大阪大学医学部附属病院とヘルステック企業TXP Medicalは1月11日、治験や臨床研究のデータ収集を標準化し効率化することを目的とした電子ワークシート(症例報告書)開発のための共同研究を開始すると発表した。治験や臨床研究の現場担当者の負担を軽減し、医薬品、医療機器開発の発展に貢献するという。

通常の診療とは異なり、治験では特別な臨床データの収集が必要となる。通常それら被験者情報は、紙媒体のワークシート(症例報告書)に記入され管理されている。臨床試験値など、病院内でデータ化され電子的に管理されている情報であっても、医師や臨床研究コーディネーターがそれをワークシートに転記して、さらに治験依頼者が用意したEDC(Electronic Data Capture System)に打ち込むという作業が求められることもある。

その結果、電子カルテ、ワークシート、EDCと3つの異なるデータソースの整合性を確認する必要が生じ、ワークシートに修正があれば、整合性確認をその都度行わなければならなくなる。担当者の負担は増大し、多くの時間も食われる。転記ミスやチェック漏れなどのヒューマンエラーが起きる恐れも少なくない。

そうした手作業を軽減しようと、電子ワークシートの開発が開始された。まずは、過去の治験のデータを使って電子ワークシートのシステムを開発し、実現可能性の評価を行う。ベースとなるシステム開発完了後に、実際の治験や臨床研究に適用し、さらに評価を行うとしている。

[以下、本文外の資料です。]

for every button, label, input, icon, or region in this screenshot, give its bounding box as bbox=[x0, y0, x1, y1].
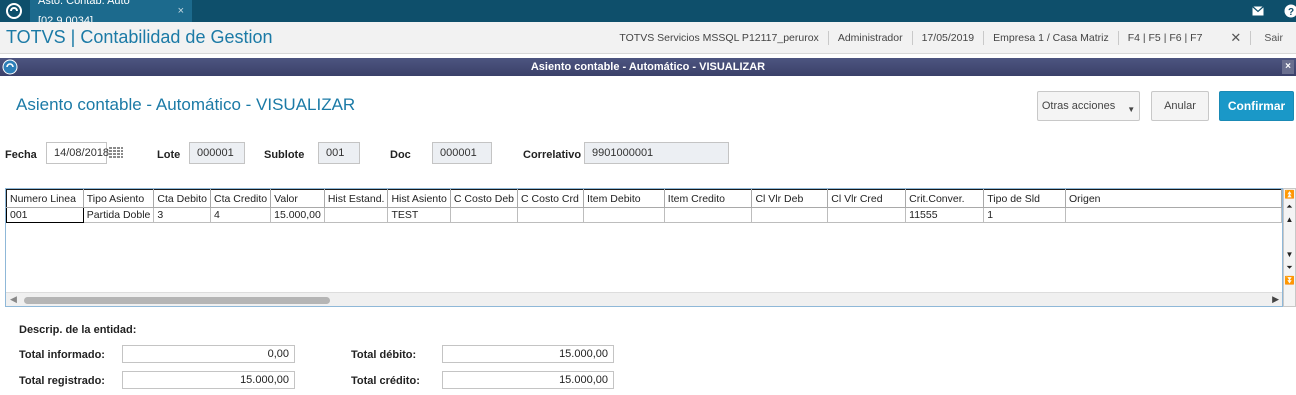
total-credito-label: Total crédito: bbox=[351, 375, 420, 387]
table-cell[interactable]: 1 bbox=[983, 207, 1066, 223]
svg-text:?: ? bbox=[1288, 7, 1294, 18]
lote-label: Lote bbox=[157, 149, 181, 161]
exit-button[interactable]: ✕ Sair bbox=[1211, 31, 1296, 45]
column-header[interactable]: Tipo de Sld bbox=[983, 189, 1066, 208]
exit-label: Sair bbox=[1264, 32, 1283, 44]
tab-close-icon[interactable]: × bbox=[178, 1, 184, 21]
tab-asto-contab-auto[interactable]: Asto. Contab. Auto [02.9.0034] × bbox=[30, 0, 192, 27]
table-cell[interactable]: 001 bbox=[6, 207, 84, 223]
total-debito-field[interactable]: 15.000,00 bbox=[442, 345, 614, 363]
date-info[interactable]: 17/05/2019 bbox=[913, 31, 985, 45]
sublote-label: Sublote bbox=[264, 149, 305, 161]
total-registrado-field[interactable]: 15.000,00 bbox=[122, 371, 295, 389]
table-cell[interactable] bbox=[1065, 207, 1282, 223]
scroll-page-down-icon[interactable]: ⏷ bbox=[1284, 263, 1295, 273]
user-info[interactable]: Administrador bbox=[829, 31, 913, 45]
table-cell[interactable]: 15.000,00 bbox=[270, 207, 325, 223]
column-header[interactable]: Cl Vlr Deb bbox=[751, 189, 829, 208]
top-tab-bar: Asto. Contab. Auto [02.9.0034] × ? bbox=[0, 0, 1296, 27]
column-header[interactable]: Cta Debito bbox=[153, 189, 212, 208]
total-informado-label: Total informado: bbox=[19, 349, 105, 361]
table-cell[interactable]: Partida Doble bbox=[82, 207, 155, 223]
correlativo-field[interactable]: 9901000001 bbox=[584, 142, 729, 164]
column-header[interactable]: Item Debito bbox=[582, 189, 665, 208]
total-registrado-label: Total registrado: bbox=[19, 375, 105, 387]
fecha-label: Fecha bbox=[5, 149, 37, 161]
table-cell[interactable] bbox=[827, 207, 907, 223]
otras-acciones-button[interactable]: Otras acciones ▼ bbox=[1037, 91, 1140, 121]
scrollbar-thumb[interactable] bbox=[24, 297, 330, 304]
scroll-down-icon[interactable]: ▼ bbox=[1284, 250, 1295, 260]
table-cell[interactable] bbox=[323, 207, 389, 223]
scroll-page-up-icon[interactable]: ⏶ bbox=[1284, 202, 1295, 212]
column-header[interactable]: Crit.Conver. bbox=[905, 189, 985, 208]
company-info[interactable]: Empresa 1 / Casa Matriz bbox=[984, 31, 1119, 45]
dialog-close-icon[interactable]: × bbox=[1282, 60, 1294, 74]
column-header[interactable]: Tipo Asiento bbox=[82, 189, 155, 208]
total-debito-label: Total débito: bbox=[351, 349, 417, 361]
shortcut-keys[interactable]: F4 | F5 | F6 | F7 bbox=[1119, 31, 1212, 45]
lote-field[interactable]: 000001 bbox=[189, 142, 245, 164]
page-title: Asiento contable - Automático - VISUALIZ… bbox=[16, 95, 356, 114]
column-header[interactable]: Item Credito bbox=[663, 189, 753, 208]
entries-table: Numero Linea Tipo Asiento Cta Debito Cta… bbox=[6, 189, 1282, 223]
confirmar-button[interactable]: Confirmar bbox=[1219, 91, 1294, 121]
table-cell[interactable]: 11555 bbox=[905, 207, 985, 223]
otras-acciones-label: Otras acciones bbox=[1041, 100, 1116, 112]
grid-header-row: Numero Linea Tipo Asiento Cta Debito Cta… bbox=[6, 189, 1282, 208]
horizontal-scrollbar[interactable]: ◀ ▶ bbox=[6, 292, 1282, 306]
dialog-app-icon bbox=[2, 59, 18, 75]
scroll-bottom-icon[interactable]: ⏬ bbox=[1284, 276, 1295, 286]
table-cell[interactable] bbox=[663, 207, 753, 223]
table-cell[interactable] bbox=[582, 207, 665, 223]
column-header[interactable]: Origen bbox=[1065, 189, 1282, 208]
anular-button[interactable]: Anular bbox=[1151, 91, 1209, 121]
column-header[interactable]: C Costo Crd bbox=[517, 189, 584, 208]
correlativo-label: Correlativo bbox=[523, 149, 582, 161]
table-cell[interactable]: TEST bbox=[387, 207, 451, 223]
column-header[interactable]: Hist Asiento bbox=[387, 189, 451, 208]
doc-label: Doc bbox=[390, 149, 411, 161]
doc-field[interactable]: 000001 bbox=[432, 142, 492, 164]
app-title: TOTVS | Contabilidad de Gestion bbox=[6, 27, 273, 47]
app-header: TOTVS | Contabilidad de Gestion TOTVS Se… bbox=[0, 22, 1296, 54]
scroll-up-icon[interactable]: ▲ bbox=[1284, 215, 1295, 225]
close-icon: ✕ bbox=[1221, 31, 1252, 45]
column-header[interactable]: Numero Linea bbox=[6, 189, 84, 208]
column-header[interactable]: Hist Estand. bbox=[323, 189, 389, 208]
calendar-icon[interactable] bbox=[109, 147, 123, 159]
server-info[interactable]: TOTVS Servicios MSSQL P12117_perurox bbox=[610, 31, 829, 45]
anular-label: Anular bbox=[1164, 100, 1196, 112]
session-info: TOTVS Servicios MSSQL P12117_perurox Adm… bbox=[610, 22, 1296, 54]
column-header[interactable]: C Costo Deb bbox=[449, 189, 519, 208]
fecha-field[interactable]: 14/08/2018 bbox=[46, 142, 109, 164]
descrip-entidad-label: Descrip. de la entidad: bbox=[19, 324, 137, 336]
totvs-logo-icon[interactable] bbox=[6, 3, 22, 19]
table-cell[interactable] bbox=[517, 207, 584, 223]
confirmar-label: Confirmar bbox=[1227, 99, 1286, 113]
dialog-title-bar: Asiento contable - Automático - VISUALIZ… bbox=[0, 58, 1296, 76]
table-row[interactable]: 001 Partida Doble 3 4 15.000,00 TEST 115… bbox=[6, 207, 1282, 223]
column-header[interactable]: Cl Vlr Cred bbox=[827, 189, 907, 208]
scroll-right-icon[interactable]: ▶ bbox=[1272, 294, 1279, 305]
column-header[interactable]: Cta Credito bbox=[210, 189, 272, 208]
table-cell[interactable]: 4 bbox=[210, 207, 272, 223]
total-informado-field[interactable]: 0,00 bbox=[122, 345, 295, 363]
vertical-scrollbar[interactable]: ⏫ ⏶ ▲ ▼ ⏷ ⏬ bbox=[1283, 188, 1296, 307]
total-credito-field[interactable]: 15.000,00 bbox=[442, 371, 614, 389]
table-cell[interactable] bbox=[751, 207, 829, 223]
scroll-top-icon[interactable]: ⏫ bbox=[1284, 190, 1295, 200]
entries-grid[interactable]: Numero Linea Tipo Asiento Cta Debito Cta… bbox=[5, 188, 1283, 307]
table-cell[interactable] bbox=[449, 207, 519, 223]
column-header[interactable]: Valor bbox=[270, 189, 325, 208]
scroll-left-icon[interactable]: ◀ bbox=[10, 294, 17, 305]
dialog-bar-title: Asiento contable - Automático - VISUALIZ… bbox=[530, 61, 766, 73]
mail-icon[interactable] bbox=[1247, 0, 1269, 22]
table-cell[interactable]: 3 bbox=[153, 207, 212, 223]
sublote-field[interactable]: 001 bbox=[318, 142, 360, 164]
help-icon[interactable]: ? bbox=[1280, 0, 1296, 22]
caret-down-icon: ▼ bbox=[1127, 104, 1136, 114]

電子ワークシートによって、業務の流れは以下のようになる。

  1. 電子カルテ入力時にテキスト構造化システムを用いて患者基本情報や基礎疾患情報、有害事象と考えられる記載を自動抽出し構造化
  2. 治験特有の評価項目を電子ワークシートに入力
  3. 他院の服薬情報や臨床検査値はOCRで院内環境の電子カルテより抽出し構造化
  4. 院内ネットワークに構築された治験に必要な構造化データをQRコードに変換し、院外ネットワークの電子ワークシートに統合

電子ワークシートは、2022年3月末をめどに大阪大学病院所属のCRCグループと共同でブラッシュアップし、仕様を決定する。そして4月末をめどに効果推定を行い、大阪大学病院の新規治験で試験活用が開始される。実用性が確認された段階で、他の医療機関にも展開を開始する予定。